Aniyah’s Well
One November day when Aniyah was in preschool and had just turned three years old, her teacher passed around leaves. “What are you thankful for?” asked the teacher, ready to inscribe Aniyah’s answer on the leaf. “Good water,” said Aniyah. Surprised by the answer, her teacher asked Aniyah to explain. “I’m thankful for good, clean water,” said Aniyah. “Did you know that there are kids who don’t have clean water? That’s not okay!”
Several months earlier, Aniyah had heard a story about people around the world suffering for lack of clean water. Clearly, the story had made an impression.
When Aniyah first heard that some kids don’t have good drinking water, this was hard for her to imagine, but it was not hard for her to imagine a way to help. Over the course of the next month Aniyah just kept having question after question about clean water. There were nights that we YouTube how wells are built and she would watch a ten minute video of a stimulated graphic of how machinery drills holes and makes wells. She was amazed at where the water came from, down layers upon layers of earth, where the rock sediments lay. Then a few evenings later she would want to figure out how people cranked out clean water, and other new technologies that help give better water.
Here is a video that we both put on repeat on a few occasions.
This video gave ample conversations on how one injustice effects everyone.
Clean water will give jobs and sustainability to those without. Clean water means women will spend less hours gathering unclean water and more time working and providing for their families. It means children will get sick less often, be in school more often and their families spend less in medical treatments. It means girls lives become safer from predators during evening and night gatherings of water.
It means one of our very basic needs will be possible for others.
I also showed her how other people have raised money to put towards these wells. She then for weeks begged me for quarters and dimes and nickels and saved up all of her coins in her big purple Crayola Crayon piggy bank. It even got to the point that I would hide extra coins in the couch cushions and I would drop them outside of the staircase at our house and every single time she picked her piggy bank up it wasn’t can I go buy a treat, it was like, ‘look mom, more money to put towards the well.’
One night just laying in bed, she asked how she could get more money and asked how my husband and I make money. So I explained to her how adults work and we have jobs that create an income. She kept asking how could she work to make money. Well, I told her three year olds don’t work- and she cried. She sobbed for so long, it broke my heart.
That’s I knew that we needed to create an avenue for her to respond to this tug in her heart.
My hope as a mother is that I can always facilitate a means for her hearts desires. I want her to learn to respond. To respond to this need and this desire that she has in her heart. So often the strings of our hearts are tugged at, yet we’ve learned to just walk away from it. If we could just take a moment and sit down and really allow those strings to be tugged at, wrestled with and felt. I believe that’s when we could see there is a way for us to participate in a bigger story.
And so one night when we were painting it dawned on me she could sell these paintings. After asking her if she wanted to sell the paintings we decided to start investing in really good supplies and make this well, a reality.
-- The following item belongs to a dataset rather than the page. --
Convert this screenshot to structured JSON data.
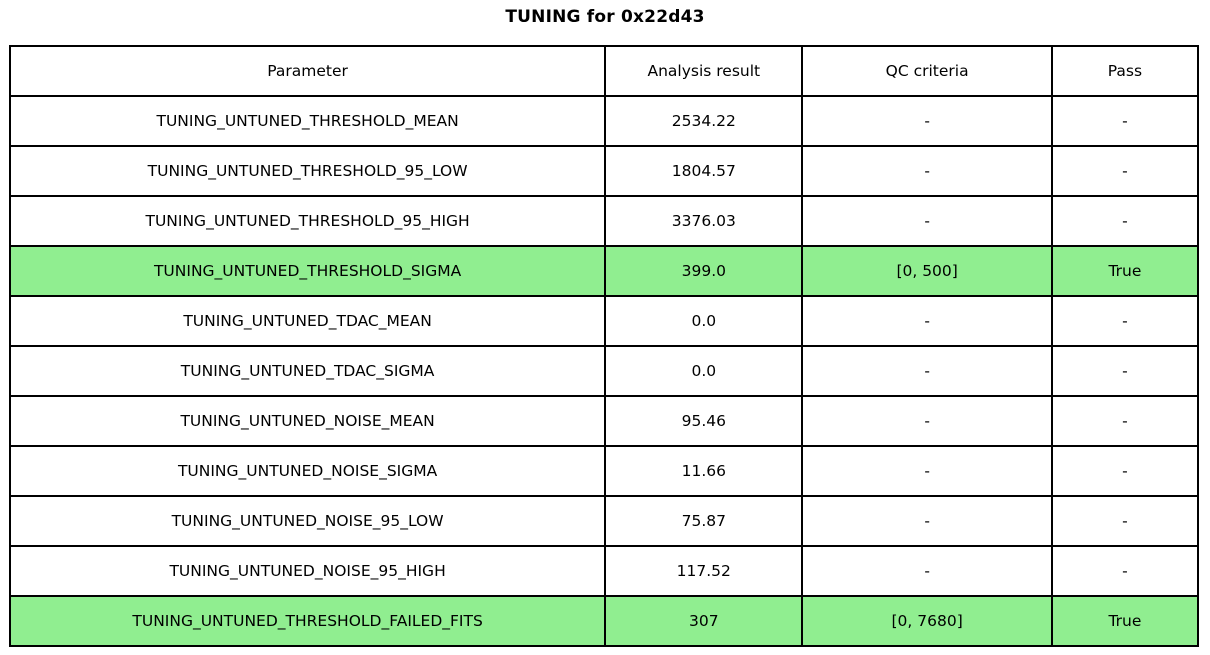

She decided to make paintings and sell them to raise money. We told her about Charity: Water, an organization that funds clean water projects, and explained to her how a well can be drilled to provide clean water for many people. For nearly a year, Aniyah has been busy painting, and, with the sale of her paintings, her hope is to fund a well.
I believe that when you give a child the right resources, there’s no measure to what they can create and do. What they can create is amazing and it’s beautiful. And so we painted. What started as a fun project, she ended so committed and engaged with the process. Now, I know she’s three, but she could sit for four hours painting away.
She would come home from preschool and immediately want to get to work.
So after eight months of painting we accumulated about 180 paintings and we decided for the month of September for her fourth birthday we would launch this campaign to raise $4000 for her fourth birthday and we are halfway there.
If you would like to help Aniyah build a well—and if you would like to take one of her paintings home with you—go to:
Donate.charitywater.org/aniyah/art
After making a donation to Aniyah’s campaign, stop by Scout & Co. on North Ave in Burlington or Doughnut Dilemma on Main Street in Burlington and show your barista your receipt. Choose which painting you would like and take it home with you that day. On September 13th, Aniyah turned four years old, and she couldn’t think of a better way for you to say, “Happy Birthday.”
When you donate to Charity: Water, you can rest assured that 100% of your gift will directly support the building of a water project—on the ground. None of it will go toward administrative costs, which are covered by separate private fundraising efforts.